Not an horrible movie but still far too messy and odd for me to really like it or consider this a watchable one for just everyone.

6/10

http://bobafett1138.blogspot.com/

Reviewed by / 10

Reviewed by mark.waltz 7 / 10

It's just part of the play.

Reminding me in many ways of John Cassavetes very personal early film "Shadows", this early Brian DePalma film has to be seen to be believed. In fact, it takes the styles of many previous independent art house directors and modernizes it in a way that could not be copied. Part of the film is so realistic and frightening and even militant that you wonder if they gathered a bunch of strangers off the street and films them without them being aware that this was only part of a movie. Those sequences, part of the infamous "Be Black Baby" subplot, are shot incomplete documentary-style, making me interested in seeing an actual documentary on the making of this film.

It's real theater of the streets when a bunch of white people are utilized in what they think is experimental theater that turns out to be a little bit too realistic where they are made to be black and the black actors all of a sudden are white. Insinuations of robbery, rape and shootings are followed by the arrival of a white cop played by Robert De Niro, and it is all part of the performance art staged to make a point. The screams and shouts and crying all seem to real to be acted out, and it's probably one of the most bizarre sequences in a cult film ever, the one that can never be forgotten.
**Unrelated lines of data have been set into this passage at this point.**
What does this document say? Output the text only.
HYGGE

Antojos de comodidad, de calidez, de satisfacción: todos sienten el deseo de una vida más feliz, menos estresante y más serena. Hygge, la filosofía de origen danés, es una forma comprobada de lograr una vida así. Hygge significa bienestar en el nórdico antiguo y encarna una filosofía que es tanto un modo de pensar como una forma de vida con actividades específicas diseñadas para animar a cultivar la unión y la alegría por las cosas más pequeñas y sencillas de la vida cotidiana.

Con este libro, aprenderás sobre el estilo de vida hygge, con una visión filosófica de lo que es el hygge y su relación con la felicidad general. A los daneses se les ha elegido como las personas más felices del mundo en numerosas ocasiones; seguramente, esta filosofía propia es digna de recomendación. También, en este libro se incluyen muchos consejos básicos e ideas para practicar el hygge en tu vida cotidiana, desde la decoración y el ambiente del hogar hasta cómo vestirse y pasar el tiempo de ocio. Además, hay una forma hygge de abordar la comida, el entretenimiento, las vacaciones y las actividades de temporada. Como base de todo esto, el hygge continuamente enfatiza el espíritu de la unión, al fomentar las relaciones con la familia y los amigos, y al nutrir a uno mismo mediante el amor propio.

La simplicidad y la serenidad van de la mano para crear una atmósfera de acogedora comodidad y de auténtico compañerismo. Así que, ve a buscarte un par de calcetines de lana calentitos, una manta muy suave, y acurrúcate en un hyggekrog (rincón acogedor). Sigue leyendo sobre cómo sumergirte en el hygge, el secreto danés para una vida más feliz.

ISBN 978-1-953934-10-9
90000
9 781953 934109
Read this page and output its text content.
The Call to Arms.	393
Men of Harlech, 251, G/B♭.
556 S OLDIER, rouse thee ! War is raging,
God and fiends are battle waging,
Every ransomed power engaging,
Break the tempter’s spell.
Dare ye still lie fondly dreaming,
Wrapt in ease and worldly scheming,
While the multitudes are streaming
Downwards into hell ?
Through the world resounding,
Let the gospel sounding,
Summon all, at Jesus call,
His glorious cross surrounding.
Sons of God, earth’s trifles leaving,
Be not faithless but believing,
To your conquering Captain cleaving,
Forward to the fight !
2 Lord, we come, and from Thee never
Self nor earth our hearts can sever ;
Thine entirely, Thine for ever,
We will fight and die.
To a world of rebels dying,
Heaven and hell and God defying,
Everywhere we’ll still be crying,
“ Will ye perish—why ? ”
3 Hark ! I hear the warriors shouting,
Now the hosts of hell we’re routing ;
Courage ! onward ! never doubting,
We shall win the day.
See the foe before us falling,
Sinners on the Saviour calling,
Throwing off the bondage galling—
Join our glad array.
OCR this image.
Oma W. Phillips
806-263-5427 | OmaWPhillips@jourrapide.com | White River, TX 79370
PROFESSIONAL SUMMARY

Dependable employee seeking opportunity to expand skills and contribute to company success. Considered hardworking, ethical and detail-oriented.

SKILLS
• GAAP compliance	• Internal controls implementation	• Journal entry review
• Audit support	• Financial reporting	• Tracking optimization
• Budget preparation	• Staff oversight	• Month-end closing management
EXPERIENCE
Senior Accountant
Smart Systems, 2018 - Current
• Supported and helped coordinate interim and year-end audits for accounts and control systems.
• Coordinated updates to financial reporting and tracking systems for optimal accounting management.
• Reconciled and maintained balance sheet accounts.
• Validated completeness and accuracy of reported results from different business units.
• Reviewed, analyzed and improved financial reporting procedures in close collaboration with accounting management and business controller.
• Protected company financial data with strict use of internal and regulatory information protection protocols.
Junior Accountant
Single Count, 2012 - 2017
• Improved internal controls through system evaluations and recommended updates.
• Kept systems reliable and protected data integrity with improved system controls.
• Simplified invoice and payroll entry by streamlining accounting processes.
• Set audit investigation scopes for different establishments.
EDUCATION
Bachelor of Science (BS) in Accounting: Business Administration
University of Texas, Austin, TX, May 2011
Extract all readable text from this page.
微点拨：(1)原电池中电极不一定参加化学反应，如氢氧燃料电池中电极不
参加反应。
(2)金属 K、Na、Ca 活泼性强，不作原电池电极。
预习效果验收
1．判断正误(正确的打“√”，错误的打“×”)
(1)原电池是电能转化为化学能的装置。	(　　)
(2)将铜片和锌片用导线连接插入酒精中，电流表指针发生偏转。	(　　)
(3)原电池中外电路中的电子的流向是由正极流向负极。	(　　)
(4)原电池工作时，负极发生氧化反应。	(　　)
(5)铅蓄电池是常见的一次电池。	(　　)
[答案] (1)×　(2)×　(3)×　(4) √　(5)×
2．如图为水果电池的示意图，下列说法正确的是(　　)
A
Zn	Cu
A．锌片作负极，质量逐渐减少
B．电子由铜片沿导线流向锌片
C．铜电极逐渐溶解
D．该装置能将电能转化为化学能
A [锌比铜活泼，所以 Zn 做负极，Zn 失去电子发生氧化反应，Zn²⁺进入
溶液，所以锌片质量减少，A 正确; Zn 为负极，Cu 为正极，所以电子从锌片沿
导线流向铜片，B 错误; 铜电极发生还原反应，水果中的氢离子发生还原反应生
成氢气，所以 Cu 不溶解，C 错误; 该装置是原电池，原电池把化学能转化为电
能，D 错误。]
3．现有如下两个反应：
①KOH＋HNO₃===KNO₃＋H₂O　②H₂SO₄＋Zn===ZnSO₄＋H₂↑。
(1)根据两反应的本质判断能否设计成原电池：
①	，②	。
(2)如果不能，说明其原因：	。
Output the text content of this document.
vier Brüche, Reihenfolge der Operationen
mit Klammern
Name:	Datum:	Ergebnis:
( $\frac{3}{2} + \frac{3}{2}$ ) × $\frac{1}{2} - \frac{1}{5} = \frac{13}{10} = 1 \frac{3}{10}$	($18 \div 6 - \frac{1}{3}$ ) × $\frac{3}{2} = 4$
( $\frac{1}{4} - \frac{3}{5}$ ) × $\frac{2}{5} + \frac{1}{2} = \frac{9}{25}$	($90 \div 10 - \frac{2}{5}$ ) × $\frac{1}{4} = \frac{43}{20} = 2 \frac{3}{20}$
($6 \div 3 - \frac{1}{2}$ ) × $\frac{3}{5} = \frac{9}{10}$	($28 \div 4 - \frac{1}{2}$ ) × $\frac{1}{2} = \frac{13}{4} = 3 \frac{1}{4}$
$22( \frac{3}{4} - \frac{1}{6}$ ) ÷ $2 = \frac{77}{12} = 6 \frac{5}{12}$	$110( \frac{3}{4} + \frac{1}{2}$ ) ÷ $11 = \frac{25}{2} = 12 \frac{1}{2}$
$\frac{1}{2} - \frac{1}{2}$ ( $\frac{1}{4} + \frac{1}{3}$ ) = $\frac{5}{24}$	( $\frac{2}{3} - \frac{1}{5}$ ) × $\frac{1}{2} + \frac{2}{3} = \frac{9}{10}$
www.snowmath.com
Repeating his role from the DePalma film 'Greetings", DeNiro what is a voyeur, moving into an apartment building on LaGuardia way where he sets up his camera to film neighbors across the street, becoming infatuated with the insecure Jennifer Salt whom he basically cons into going out on a date. Looking very funny in his curly wig, a somewhat thin Charles Durning is a hoot as the landlord. Daniel auditions for the role of the cop within the experimental play, and it's that sequence that really becomes the focal point especially after the three stars confront a variety of white people on the street to ask them if they know what it's like to be black in America.

The funniest element of that segment is people after they realize what they have just gone through, exhausted and still panicky but exhilarated carried out by single and seemingly enlightened, but the question is whether or not that will remain. It certainly should be explained what the title is referring to because you certainly never meet anybody's mom, but you do get a glimpse into what New York what it was like as far as its counterculture 50 years ago. The film is a little whack as far as retaining a linear story, situation with DeNiro and Salt basically dropped for much of the movie. To think that both De Niro and DePalma have gone on to legendary status after seeing their early films is a testament to the motivations that got them into the industry in the first place, and this is certainly a must for film students.